Атмосфера в кафе почему-то изменилась, стала более напряженной. В воздухе повисло нечто, чему я не находила объяснения.
— Вы все были в курсе, что Саймон добивался близких отношений с Тесс? — спросила я.
Кое-кто закивал, но желающих высказаться не нашлось.
— Эмилио Коди упоминал, что Саймон ревновал к нему, — добавила я, пытаясь вызвать народ на откровенность.
Голос подала девушка с черными как вороново крыло волосами и кроваво-красными губами — точь-в-точь ведьма из детской книжки:
— Саймон ревновал Тесс ко всем, кого она любила.
«Включая меня?» — промелькнуло у меня в голове.
— Но Эмилио она не любила, так?
— Не любила. С Эмилио все обстояло по-другому. Для Саймона это было что-то вроде спортивного азарта, кто кого, — продолжила хорошенькая ведьмочка. — Самую сильную ревность он испытывал по отношению к ребенку Тесс. Саймон не мог стерпеть, что вместо него она уже любит кого-то, кто еще даже не родился на свет.
Я вспомнила фотоколлаж: тюремная решетка, составленная из детских лиц.
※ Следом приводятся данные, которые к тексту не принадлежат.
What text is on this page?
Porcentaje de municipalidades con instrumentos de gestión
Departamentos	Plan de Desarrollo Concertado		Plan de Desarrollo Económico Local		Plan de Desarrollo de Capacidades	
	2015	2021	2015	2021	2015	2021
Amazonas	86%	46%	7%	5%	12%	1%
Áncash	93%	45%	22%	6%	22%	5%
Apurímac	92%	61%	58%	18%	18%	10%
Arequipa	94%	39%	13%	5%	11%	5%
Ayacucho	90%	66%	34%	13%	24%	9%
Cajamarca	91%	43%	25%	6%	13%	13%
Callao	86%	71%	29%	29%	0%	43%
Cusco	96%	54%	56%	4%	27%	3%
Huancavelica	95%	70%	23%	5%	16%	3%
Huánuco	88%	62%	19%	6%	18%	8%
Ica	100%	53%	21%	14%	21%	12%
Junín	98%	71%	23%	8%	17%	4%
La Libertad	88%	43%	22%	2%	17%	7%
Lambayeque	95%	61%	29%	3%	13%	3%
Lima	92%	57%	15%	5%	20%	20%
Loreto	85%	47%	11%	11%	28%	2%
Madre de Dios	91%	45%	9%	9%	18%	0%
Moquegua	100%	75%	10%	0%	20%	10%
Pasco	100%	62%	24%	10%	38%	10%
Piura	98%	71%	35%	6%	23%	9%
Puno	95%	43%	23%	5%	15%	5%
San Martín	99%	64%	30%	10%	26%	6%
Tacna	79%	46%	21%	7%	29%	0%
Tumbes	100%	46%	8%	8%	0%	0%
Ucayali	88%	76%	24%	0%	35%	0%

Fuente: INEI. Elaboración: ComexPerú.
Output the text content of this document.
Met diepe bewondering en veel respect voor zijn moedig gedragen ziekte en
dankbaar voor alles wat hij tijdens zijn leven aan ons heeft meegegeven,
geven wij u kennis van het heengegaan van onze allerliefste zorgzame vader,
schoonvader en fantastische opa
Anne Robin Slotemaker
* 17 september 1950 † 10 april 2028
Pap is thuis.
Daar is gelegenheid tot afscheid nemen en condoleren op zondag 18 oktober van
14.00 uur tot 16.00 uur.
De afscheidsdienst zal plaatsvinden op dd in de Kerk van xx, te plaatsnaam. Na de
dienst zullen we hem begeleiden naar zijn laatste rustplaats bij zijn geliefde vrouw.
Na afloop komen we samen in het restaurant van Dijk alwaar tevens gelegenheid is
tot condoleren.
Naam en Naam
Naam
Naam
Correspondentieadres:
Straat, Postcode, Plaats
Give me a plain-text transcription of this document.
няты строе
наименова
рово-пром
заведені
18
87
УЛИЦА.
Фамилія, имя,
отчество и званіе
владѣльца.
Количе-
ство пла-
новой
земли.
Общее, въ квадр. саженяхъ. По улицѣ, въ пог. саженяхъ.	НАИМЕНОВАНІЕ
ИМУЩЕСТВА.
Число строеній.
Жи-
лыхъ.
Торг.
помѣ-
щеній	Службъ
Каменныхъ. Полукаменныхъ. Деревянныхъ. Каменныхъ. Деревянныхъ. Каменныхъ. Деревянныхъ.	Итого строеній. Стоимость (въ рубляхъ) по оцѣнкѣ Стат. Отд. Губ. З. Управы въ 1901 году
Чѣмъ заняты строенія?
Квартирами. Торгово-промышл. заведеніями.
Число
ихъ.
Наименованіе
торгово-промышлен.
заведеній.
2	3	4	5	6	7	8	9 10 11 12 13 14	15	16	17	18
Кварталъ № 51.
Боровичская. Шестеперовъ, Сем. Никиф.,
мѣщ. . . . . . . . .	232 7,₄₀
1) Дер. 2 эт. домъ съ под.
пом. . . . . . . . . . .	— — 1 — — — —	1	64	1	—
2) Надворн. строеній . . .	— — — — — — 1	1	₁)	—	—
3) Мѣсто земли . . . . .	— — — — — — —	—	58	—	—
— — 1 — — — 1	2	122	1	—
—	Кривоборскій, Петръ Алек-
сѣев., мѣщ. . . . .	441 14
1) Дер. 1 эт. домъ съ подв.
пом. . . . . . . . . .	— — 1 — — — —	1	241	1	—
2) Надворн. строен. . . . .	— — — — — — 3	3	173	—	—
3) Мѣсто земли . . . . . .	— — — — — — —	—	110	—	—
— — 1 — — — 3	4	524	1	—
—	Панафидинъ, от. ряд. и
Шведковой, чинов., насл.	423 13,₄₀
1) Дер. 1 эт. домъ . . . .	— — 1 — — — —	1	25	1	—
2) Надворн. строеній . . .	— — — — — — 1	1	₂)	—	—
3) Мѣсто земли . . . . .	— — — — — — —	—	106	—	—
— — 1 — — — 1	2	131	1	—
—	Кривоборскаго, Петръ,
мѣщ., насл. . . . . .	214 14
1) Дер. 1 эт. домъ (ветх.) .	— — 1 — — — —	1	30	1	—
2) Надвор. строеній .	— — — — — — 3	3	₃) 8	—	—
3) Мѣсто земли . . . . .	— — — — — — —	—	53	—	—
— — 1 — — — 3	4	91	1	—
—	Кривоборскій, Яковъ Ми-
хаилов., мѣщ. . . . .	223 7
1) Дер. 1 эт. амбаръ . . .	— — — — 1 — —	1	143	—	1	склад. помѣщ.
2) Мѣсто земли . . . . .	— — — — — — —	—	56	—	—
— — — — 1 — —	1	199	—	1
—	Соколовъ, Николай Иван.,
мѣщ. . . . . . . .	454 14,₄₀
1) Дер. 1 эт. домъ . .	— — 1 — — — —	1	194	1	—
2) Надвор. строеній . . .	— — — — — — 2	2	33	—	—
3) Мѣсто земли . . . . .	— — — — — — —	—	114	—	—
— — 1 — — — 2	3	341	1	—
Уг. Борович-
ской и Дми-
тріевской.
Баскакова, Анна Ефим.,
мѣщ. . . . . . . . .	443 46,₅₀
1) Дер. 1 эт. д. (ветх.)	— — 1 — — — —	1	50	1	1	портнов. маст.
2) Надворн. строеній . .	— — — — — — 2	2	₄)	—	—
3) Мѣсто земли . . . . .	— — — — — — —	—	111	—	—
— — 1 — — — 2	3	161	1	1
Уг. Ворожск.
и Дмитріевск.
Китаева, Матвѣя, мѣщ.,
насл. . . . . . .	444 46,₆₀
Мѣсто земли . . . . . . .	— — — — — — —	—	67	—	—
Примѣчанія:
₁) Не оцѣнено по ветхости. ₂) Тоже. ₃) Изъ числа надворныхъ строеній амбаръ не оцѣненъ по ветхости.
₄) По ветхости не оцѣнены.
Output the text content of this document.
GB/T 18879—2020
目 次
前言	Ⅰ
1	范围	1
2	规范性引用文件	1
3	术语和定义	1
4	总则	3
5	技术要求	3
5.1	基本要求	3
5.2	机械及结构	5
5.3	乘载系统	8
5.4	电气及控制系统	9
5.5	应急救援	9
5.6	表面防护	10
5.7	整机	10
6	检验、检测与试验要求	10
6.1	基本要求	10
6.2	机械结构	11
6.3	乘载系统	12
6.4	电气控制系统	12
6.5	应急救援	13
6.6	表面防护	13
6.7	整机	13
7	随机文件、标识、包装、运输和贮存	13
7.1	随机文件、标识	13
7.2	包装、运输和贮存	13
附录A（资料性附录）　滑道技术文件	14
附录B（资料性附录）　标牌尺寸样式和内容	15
— Он приходил на похороны?
Прежде чем ответить, Ведьмочка немного поколебалась.
— Мы ждали Саймона у метро, но он так и не появился. Я позвонила ему и спросила, что за дурацкие фокусы он выкидывает. Саймон сказал, что передумал и не придет. Дескать, особого места у гроба ему не отведут, его чувства к Тесс — погодите, дайте вспомнить — «останутся непонятыми» и «для него это мучительно больно».
Не поэтому ли все замялись, когда я начала расспрашивать про Саймона?
— По словам Эмилио Коди, Саймон просто помешался на Тесс, — сказала я. — Это правда?
— Да, — ответила Ведьмочка. — Когда он начал свой дебильный проект «Женское первоначало» или что-то в этом роде, то шлялся за Тесс по пятам.
Бенджамин бросил на Ведьмочку предостерегающий взгляд, однако та продолжила:
— Черт, да он буквально преследовал ее!
— А фотокамеру использовал только как предлог? — спросила я, вспомнив твои фото на стене его спальни.
— Ага, — кивнула Ведьмочка. — У него не хватало мужества смотреть ей в лицо, приходилось прикрываться камерой. Он нарочно ставил длинные объективы, изображал из себя гребаного папарацци.
— Как вы думаете, почему Тесс терпела его?
Ответить мне решился застенчивый молодой человек, который до этого молчал:
— Тесс была очень добрая. Наверное, жалела Саймона. У него совсем не было друзей.